No se agotarían fácilmente los ejemplos de esas lamentables frustraciones de nuestra política contemporánea. Pero al menos habría que añadir dos más a las ya recordadas: el de la legislación proyectada por el general Cassola para dar modernidad, eficiencia y contextura democrática al Ejército; el de Canalejas, para situar en un plano actual las relaciones entre Iglesia y Estado. En todos estos casos -Maura, Cassola, Canalejas, Alba-, un complejo de intereses creados, de egoísmos y de pasiones inconfesables fue capaz de imponerse a la voluntad lúcida del Gobierno, o de determinados gobernantes; y el fracaso de éstos trajo a la larga, como última consecuencia, el derrumbamiento del régimen.

Atravesamos hoy una coyuntura política en la que el partido en el poder, respaldado por fuerte mayoría parlamentaria, lucha por abrir camino a un ineludible programa de Estado, que le compromete de cara a sus propias bases, sin ganarle como contrapartida la benevolencia de las oposiciones -por supuesto, las de la izquierda y las de la derecha-. Histórica, patrióticamente hablando, ese programa -con sus claves en las carteras de Economía y de Industria- puede ser decisivo para el futuro de España. Pero tal como se están poniendo las cosas, ¿llegará a realizarse? ¿No se interpondrán consideraciones de corto alcance, presiones de partido o de sindicato capaces de convertir en una frustración más -o de desvirtuar irreparablemente- la penosa senda de salvación remontada valerosamente por. los señores Boyer y Solchaga? Si esto ocurriese, reviviríamos situaciones -y consecuencias- que en otro tiempo, a lo largo de nuestro último siglo, provocaron, para nuestro mal, crisis cargadas de insospechable trascendencia.
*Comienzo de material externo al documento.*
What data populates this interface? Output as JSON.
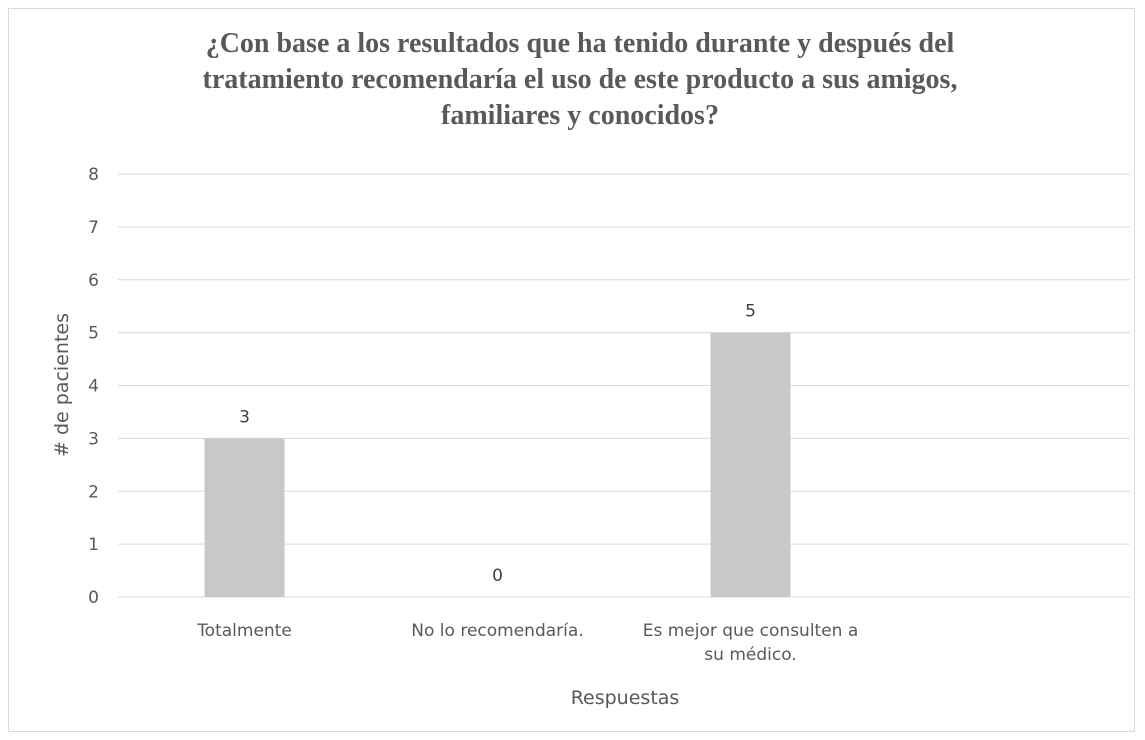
{
  "chart_data": {
    "type": "bar",
    "title_lines": [
      "¿Con base a los resultados que ha tenido durante y después del",
      "tratamiento recomendaría el uso de este producto a sus amigos,",
      "familiares y conocidos?"
    ],
    "categories": [
      [
        "Totalmente"
      ],
      [
        "No lo recomendaría."
      ],
      [
        "Es mejor que consulten a",
        "su médico."
      ]
    ],
    "values": [
      3,
      0,
      5
    ],
    "data_labels": [
      "3",
      "0",
      "5"
    ],
    "xlabel": "Respuestas",
    "ylabel": "# de pacientes",
    "ylim": [
      0,
      8
    ],
    "yticks": [
      "0",
      "1",
      "2",
      "3",
      "4",
      "5",
      "6",
      "7",
      "8"
    ],
    "grid": true,
    "bar_color": "#c8c8c8",
    "grid_color": "#d9d9d9"
  }
}
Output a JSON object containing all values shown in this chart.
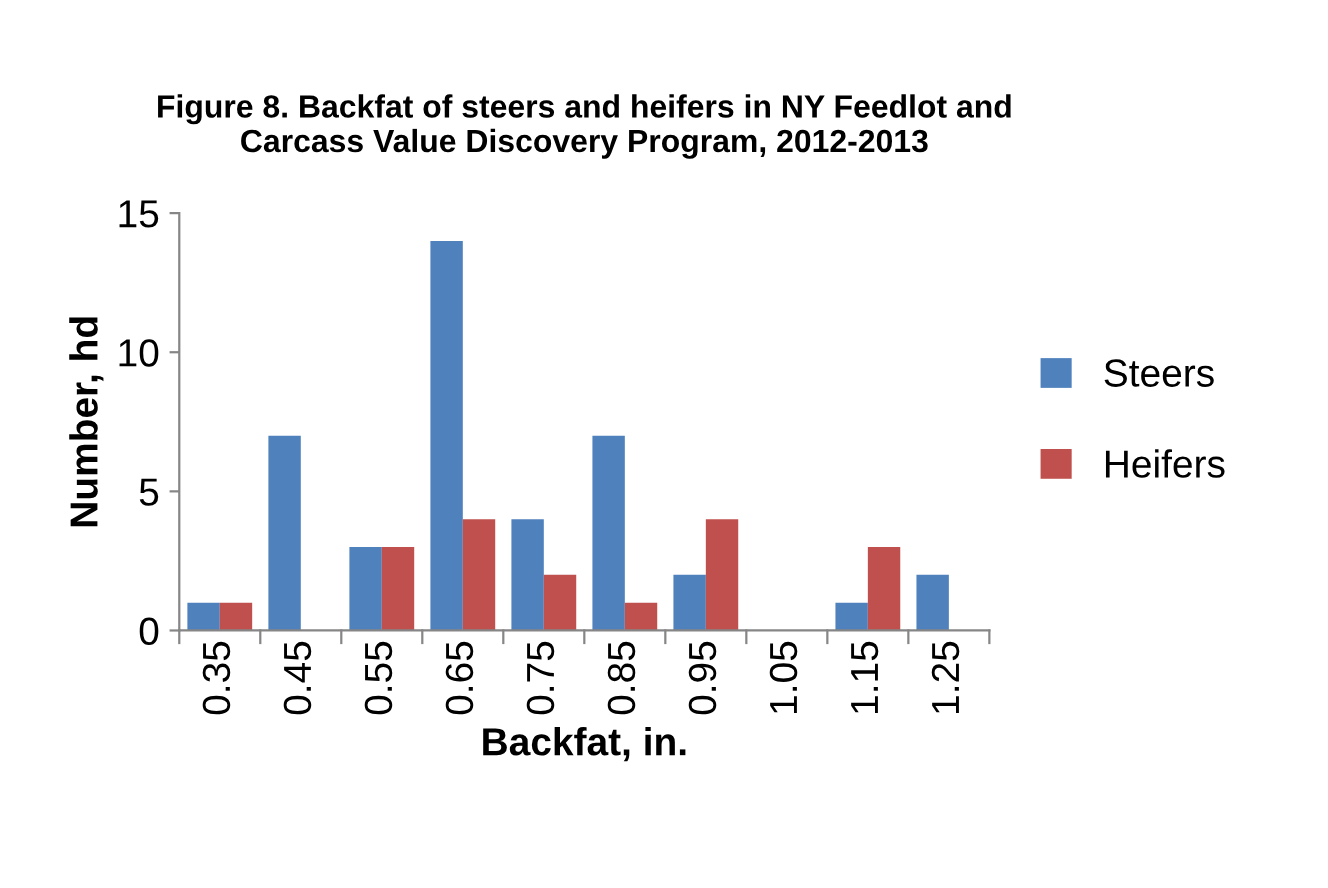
{
  "chart_data": {
    "type": "bar",
    "title": "Figure 8. Backfat of steers and heifers in NY Feedlot and\nCarcass Value Discovery Program, 2012-2013",
    "xlabel": "Backfat, in.",
    "ylabel": "Number, hd",
    "categories": [
      "0.35",
      "0.45",
      "0.55",
      "0.65",
      "0.75",
      "0.85",
      "0.95",
      "1.05",
      "1.15",
      "1.25"
    ],
    "series": [
      {
        "name": "Steers",
        "color": "#4f81bd",
        "values": [
          1,
          7,
          3,
          14,
          4,
          7,
          2,
          0,
          1,
          2
        ]
      },
      {
        "name": "Heifers",
        "color": "#c0504d",
        "values": [
          1,
          0,
          3,
          4,
          2,
          1,
          4,
          0,
          3,
          0
        ]
      }
    ],
    "ylim": [
      0,
      15
    ],
    "yticks": [
      0,
      5,
      10,
      15
    ],
    "grid": false,
    "legend": "right"
  }
}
Hay, claro es, una diferencia básica entre los casos que he enumerado -correspondientes, todos ellos, a los días de la primera Restauración- y esta nueva y apasionante "prueba de fuerza" a la que hoy nos toca asistir. Aquéllos se produjeron en un cuadro político que sólo teóricamente podía ser entendido como democrático. Hoy vivimos, por fin -toquemos madera- en una democracia real indiscutible. En último término, ello quiere decir que si las frustraciones de comienzos de siglo fueron decisivas para el hundimiento de un. régimen que no acababa de lograr la fusión entre "España oficial" y "España real", la posible frustración del lúcido plan de regeneración económica e industrial sostenido por Boyer y Solchaga podría implicar nada más y nada menos que la quiebra de la democracia actual, sin necesidad de golpes a lo Pavía. Confiemos en que prevalezca la talla de estadista que ya ha demostrado el actual presidente del Gobierno. Felipe González no es Sagasta. Ni Romanones.